Criminology and Criminal Justice, 10(4) pp 393-404
Punishing the Poor avers not only that the United States has shifted from the single (welfare) to the double (social-cum-penal) regulation of the poor, but also that the ‘stunted development of American social policy’ skilfully dissected by Piven and Cloward stands in close causal and functional relation to America’s uniquely overgrown and hyperactive penal policy. The misery of American welfare and the grandeur of American prisonfare at century’s turn are the two sides of the same political coin. The generosity of the latter is in direct proportion to the stinginess of the former, and it expands to the degree that both are driven by moral behaviourism.
(Wacquant, 2009a: 292–3, original emphasis)
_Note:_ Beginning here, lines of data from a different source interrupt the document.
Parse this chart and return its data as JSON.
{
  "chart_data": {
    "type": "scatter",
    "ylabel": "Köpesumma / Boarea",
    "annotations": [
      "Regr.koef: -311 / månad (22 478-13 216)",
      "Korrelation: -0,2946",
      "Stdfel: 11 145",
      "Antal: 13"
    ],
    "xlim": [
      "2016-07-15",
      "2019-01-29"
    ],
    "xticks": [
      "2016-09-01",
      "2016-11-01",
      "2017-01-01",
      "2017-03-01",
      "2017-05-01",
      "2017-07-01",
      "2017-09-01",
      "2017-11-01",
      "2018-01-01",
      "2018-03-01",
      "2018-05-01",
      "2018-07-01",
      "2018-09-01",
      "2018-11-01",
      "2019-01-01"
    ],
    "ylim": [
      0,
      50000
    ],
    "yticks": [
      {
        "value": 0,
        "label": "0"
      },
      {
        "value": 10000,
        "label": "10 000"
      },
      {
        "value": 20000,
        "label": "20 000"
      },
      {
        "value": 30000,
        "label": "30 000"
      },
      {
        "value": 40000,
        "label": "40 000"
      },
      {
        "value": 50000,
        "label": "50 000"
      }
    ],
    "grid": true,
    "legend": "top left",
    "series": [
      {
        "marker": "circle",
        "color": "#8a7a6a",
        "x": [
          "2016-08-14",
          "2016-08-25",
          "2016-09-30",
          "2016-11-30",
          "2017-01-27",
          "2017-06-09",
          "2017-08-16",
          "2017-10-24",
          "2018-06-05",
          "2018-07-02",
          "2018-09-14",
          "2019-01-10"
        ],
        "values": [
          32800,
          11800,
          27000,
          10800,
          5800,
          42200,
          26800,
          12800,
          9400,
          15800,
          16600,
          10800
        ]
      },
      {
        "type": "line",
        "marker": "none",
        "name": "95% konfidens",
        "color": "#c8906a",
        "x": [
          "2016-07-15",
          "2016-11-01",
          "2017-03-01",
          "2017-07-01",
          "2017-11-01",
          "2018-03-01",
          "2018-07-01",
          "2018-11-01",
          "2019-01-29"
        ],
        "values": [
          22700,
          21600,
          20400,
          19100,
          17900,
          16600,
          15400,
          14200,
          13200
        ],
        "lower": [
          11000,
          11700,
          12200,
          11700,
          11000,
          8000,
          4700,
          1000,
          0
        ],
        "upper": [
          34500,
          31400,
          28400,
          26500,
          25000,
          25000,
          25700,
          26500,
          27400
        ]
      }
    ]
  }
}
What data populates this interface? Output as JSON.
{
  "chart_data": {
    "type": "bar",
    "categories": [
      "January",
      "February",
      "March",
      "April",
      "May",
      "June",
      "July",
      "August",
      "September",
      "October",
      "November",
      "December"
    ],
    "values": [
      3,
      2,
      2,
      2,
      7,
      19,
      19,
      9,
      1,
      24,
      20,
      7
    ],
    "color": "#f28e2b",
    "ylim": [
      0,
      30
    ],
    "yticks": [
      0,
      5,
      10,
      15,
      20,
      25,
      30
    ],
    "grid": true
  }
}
I wish I could write like Loïc Wacquant. Not only in terms of the volume of published material, but also in terms of the quality of that rich output: how many articles and books in a relatively short period of time and on a variety of topics? Wacquant has made a massive contribution to social science, and has extremely rare qualities indeed. Passion and the power of persuasion drive his text repeatedly – sentence after sentence, paragraph after paragraph of layered arguments on the materialist anatomies of post-Fordist society, its urban forms, and contradictions. I have had the pleasure of meeting him, twice. The first time was at a conference in Chicago on neoliberalism and its spaces, in September 2001 (see Brenner and Theodore, 2001). The second time was in London, in October 2009, where I was invited as the geographer to comment on his last two books, Punishing the Poor (2009a) and Prisons of Poverty (2009b), which collectively chart the arrival of the ‘penal state’. I rehearsed there some of the arguments that I am presenting in this article. On both occasions, his elegantly written research was matched by the elegance of its oral delivery, captivating the audience with a machine-gun-like argument on the interactions between state, class, and race. Bang, bang, bang . . . No ‘fancy’ PowerPoint slides, no close reading from his notes or a pre-prepared script, just a diagram representing a triangular relationship between the concepts under consideration and a rapid, engaging, and passionate dialogue with his audience.